Der Glaube, alles zu haben, weil Gott einem Unendliches gegeben habe: So jemand hätte dann den scheinrechtlichen Grund, zu sagen: "Wenn mir die Unendlichkeit treu geworden ist, was sollte ich noch empfangen, das mehr wäre denn diese?" – Das ist dem äußeren Schein nach richtig, aber nicht auch der inneren Wahrheit aus Gott, der nicht nur Herr einer Unendlichkeit ist, sondern einer Unendlichkeit von Unendlichkeiten. Alles und jedes einzelne birgt Unendliches in sich, da es aus Gott ist, dem ewigen Urgrund aller Dinge, der in allem und jedem unendlich ist. Wenn irgendein Mensch ein noch so großes Werk zuwege gebracht hätte, so wäre dasselbe dennoch endlich, weil sein Urheber ein endlicher ist. So aber Gott das kleinste Werk ins Dasein ruft, und ist dieses auch seinem äußeren Umfang nach endlich und eng begrenzt von allen Seiten, so ist es aber trotzdem unendlich seinem inneren Wesen nach, da es schon Unendliches seiner Art in sich birgt. Daher irren die Menschen, wenn sie sehr vieles, von Gott aus Unendliches, empfangen haben und dann glauben, auch schon alles zu haben - da auf diese Art Unendliches sicher noch immer nicht alles ist.

Der Glaube, noch immer nichts erhalten zu haben: Hier spricht sich ein offenbarer Undank bei jenen aus, die von Gott aus Unendliches empfangen haben, aber noch immer meinen, nichts zu haben. Diese Menschen haben noch nicht die leiseste Ahnung vom inneren Wert der Dinge. Sie zählen dieselben nur nach ihrem äußeren Volumen und kümmern sich wenig oder gar nicht um das wertvolle innere Wesen der Dinge, bedenken aber dabei nicht, dass die Schale der Nuss nicht genießbar ist, sondern nur die innere ölige Frucht. Solche Menschen geizen und scharren alles Mögliche zusammen, und bei aller ihrer Vermögen hungern sie gleich einem Geizhals, der bei allen Fässern Gold an einer dürren Brotkrume nagt, und selbst dann noch denkt, ob es um diese Brotkrume nicht schade sei.

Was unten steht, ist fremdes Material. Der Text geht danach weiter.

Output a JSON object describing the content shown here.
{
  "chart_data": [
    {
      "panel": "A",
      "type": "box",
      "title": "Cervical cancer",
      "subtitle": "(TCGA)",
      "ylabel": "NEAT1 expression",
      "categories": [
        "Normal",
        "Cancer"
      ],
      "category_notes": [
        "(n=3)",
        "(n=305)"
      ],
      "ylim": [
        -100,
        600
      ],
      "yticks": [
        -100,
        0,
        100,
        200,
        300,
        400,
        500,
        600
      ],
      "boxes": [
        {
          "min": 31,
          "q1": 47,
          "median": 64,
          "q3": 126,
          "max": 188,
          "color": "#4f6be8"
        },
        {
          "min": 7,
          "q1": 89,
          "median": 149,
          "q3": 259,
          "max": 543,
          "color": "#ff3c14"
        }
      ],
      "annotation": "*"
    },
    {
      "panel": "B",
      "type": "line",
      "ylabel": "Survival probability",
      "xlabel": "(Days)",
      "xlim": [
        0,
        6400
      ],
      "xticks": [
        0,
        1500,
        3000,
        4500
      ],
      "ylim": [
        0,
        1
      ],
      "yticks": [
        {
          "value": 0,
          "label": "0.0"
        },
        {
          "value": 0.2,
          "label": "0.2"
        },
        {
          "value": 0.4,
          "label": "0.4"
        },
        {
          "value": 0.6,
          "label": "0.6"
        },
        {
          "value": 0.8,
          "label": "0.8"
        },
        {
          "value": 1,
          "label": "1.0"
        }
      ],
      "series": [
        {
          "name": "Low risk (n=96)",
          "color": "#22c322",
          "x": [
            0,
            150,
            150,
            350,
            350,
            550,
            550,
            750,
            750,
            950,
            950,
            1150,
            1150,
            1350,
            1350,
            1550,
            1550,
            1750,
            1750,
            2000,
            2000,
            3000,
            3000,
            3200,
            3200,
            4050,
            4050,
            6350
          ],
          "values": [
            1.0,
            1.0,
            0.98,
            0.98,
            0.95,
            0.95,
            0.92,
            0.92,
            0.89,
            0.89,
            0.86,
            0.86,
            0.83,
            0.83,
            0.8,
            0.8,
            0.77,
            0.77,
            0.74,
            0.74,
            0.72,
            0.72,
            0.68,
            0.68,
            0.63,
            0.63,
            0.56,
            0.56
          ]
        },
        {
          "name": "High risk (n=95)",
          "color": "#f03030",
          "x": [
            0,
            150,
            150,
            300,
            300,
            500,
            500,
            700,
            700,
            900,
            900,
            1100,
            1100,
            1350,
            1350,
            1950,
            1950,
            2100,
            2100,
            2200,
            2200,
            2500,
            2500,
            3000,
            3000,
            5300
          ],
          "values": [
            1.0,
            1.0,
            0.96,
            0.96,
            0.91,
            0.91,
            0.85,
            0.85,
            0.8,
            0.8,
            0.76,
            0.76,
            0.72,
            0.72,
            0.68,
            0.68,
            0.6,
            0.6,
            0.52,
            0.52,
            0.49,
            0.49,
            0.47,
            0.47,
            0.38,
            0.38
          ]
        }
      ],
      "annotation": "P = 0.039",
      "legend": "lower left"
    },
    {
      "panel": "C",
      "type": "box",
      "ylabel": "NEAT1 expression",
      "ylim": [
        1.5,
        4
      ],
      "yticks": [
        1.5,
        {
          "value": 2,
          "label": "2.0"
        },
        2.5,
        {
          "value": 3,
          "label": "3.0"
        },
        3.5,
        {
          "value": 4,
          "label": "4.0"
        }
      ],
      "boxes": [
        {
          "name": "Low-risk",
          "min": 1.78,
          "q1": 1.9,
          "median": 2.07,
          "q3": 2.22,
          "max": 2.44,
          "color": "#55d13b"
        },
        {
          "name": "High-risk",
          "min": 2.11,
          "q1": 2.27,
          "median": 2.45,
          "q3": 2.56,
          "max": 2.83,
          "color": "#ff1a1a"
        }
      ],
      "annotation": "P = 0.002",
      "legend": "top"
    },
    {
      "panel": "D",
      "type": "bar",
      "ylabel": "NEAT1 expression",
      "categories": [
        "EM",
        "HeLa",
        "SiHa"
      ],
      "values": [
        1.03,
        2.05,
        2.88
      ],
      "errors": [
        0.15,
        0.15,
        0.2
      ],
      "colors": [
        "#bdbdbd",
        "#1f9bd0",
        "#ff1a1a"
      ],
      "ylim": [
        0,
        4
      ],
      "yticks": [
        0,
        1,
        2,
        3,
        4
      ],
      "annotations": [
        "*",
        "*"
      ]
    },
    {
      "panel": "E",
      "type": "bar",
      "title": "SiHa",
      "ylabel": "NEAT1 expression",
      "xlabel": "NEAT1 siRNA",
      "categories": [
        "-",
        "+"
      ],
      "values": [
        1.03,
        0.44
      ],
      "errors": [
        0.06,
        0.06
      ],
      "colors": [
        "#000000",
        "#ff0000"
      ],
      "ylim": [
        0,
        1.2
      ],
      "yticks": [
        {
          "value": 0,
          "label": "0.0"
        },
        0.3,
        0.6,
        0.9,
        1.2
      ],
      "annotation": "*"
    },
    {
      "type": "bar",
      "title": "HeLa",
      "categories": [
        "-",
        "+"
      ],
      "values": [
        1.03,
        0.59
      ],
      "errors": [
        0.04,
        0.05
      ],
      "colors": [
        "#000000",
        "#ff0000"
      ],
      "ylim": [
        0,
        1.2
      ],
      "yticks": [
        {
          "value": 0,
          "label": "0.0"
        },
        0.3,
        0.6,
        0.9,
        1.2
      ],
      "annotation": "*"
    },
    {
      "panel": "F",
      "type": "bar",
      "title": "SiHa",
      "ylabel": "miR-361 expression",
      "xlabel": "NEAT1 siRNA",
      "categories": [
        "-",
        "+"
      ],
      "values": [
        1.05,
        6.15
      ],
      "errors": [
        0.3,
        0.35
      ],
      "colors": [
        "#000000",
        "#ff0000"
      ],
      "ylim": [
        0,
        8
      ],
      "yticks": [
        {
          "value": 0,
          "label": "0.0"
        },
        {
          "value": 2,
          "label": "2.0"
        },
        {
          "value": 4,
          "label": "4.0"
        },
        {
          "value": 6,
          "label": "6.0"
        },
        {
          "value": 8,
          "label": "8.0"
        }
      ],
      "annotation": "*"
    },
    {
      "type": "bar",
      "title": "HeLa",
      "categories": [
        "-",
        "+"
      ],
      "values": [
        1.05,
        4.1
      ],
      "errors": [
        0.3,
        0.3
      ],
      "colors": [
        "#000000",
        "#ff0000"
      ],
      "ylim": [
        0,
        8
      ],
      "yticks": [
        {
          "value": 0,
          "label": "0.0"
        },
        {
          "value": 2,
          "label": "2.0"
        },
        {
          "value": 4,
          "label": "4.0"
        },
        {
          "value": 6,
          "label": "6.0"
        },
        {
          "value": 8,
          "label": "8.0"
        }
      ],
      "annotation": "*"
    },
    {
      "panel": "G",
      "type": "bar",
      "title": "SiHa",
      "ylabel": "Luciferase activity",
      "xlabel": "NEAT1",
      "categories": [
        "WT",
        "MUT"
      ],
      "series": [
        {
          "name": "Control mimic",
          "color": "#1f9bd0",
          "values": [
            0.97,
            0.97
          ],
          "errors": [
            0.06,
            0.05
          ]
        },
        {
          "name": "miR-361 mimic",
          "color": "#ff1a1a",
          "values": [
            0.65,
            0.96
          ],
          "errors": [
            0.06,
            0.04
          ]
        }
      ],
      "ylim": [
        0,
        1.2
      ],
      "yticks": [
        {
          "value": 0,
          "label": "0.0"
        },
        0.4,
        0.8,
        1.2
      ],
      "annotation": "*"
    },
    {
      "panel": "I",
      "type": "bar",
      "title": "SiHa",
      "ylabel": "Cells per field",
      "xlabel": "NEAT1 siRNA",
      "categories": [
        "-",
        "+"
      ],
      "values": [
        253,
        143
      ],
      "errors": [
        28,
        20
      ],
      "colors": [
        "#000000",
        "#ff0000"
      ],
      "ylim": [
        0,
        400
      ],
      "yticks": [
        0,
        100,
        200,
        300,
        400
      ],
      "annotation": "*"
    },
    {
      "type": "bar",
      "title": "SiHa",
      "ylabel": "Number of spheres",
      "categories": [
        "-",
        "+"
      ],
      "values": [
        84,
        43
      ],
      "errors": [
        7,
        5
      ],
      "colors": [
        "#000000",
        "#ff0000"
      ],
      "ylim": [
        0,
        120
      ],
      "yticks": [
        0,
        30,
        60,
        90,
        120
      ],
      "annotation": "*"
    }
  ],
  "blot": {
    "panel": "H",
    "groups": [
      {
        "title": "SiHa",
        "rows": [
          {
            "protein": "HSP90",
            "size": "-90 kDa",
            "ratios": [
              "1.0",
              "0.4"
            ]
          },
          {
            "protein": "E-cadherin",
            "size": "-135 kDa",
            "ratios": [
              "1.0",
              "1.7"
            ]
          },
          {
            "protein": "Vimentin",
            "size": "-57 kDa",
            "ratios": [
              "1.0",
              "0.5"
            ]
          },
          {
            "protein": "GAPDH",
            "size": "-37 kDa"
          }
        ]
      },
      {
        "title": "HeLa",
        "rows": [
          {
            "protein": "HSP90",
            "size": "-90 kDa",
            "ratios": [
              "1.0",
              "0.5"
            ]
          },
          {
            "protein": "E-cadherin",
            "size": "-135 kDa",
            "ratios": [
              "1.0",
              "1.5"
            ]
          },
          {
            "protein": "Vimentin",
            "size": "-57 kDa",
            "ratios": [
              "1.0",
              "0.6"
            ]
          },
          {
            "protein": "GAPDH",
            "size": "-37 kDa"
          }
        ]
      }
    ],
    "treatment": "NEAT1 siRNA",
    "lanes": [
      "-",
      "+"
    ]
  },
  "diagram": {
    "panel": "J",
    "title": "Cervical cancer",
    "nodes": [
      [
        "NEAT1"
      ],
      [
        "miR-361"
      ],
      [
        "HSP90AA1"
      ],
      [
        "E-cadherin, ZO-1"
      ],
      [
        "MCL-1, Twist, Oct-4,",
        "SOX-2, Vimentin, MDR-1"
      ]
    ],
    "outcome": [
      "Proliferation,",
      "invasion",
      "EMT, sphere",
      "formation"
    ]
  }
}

Es handelt sich hierbei um zwei Extreme. Die gerechte Mitte aber soll eine wahrhaft kindliche sein, die nicht rechtet nach dem Maß der Gabe, sondern nach dem Bedürfnis derselben und stets dankbar annimmt, wie und was immer der Vater gibt. Ein rechtes Kind ist heiter, dankbar und zufrieden mit jeder Gabe, die es empfängt aus den Händen des guten Vaters und hat kein Bedürfnis über das Empfangene hinaus, da es weiß, dass der Vater ihm allezeit geben wird, so viel es nur immer bedarf. Denn es weiß, dass der Vater sehr reich und daher das Kind auch allezeit sehr wohl zu versorgen imstande ist. Auch wird dieses Kind nicht unzufrieden sein mit der Gabe. Denn es ist noch allezeit hinreichend gesättigt worden und weiß daher, dass es nicht zu wenig empfangen hat, weiß aber auch, dass der Vater sehr reich ist, daher auch allezeit geben kann, was das Kind bedarf, und weil der Vater auch überaus gut ist, daher auch allezeit geben will, was das Kind nur immer benötigt. Und weil der Vater aber auch zugleich ein sehr weiser Vater ist, so gibt er dem Kind auch nur das und so viel, als demselben allezeit frommt. Daher soll man nicht denken, man habe alles empfangen, und auch nicht, man habe zu wenig oder gar nichts empfangen.[1]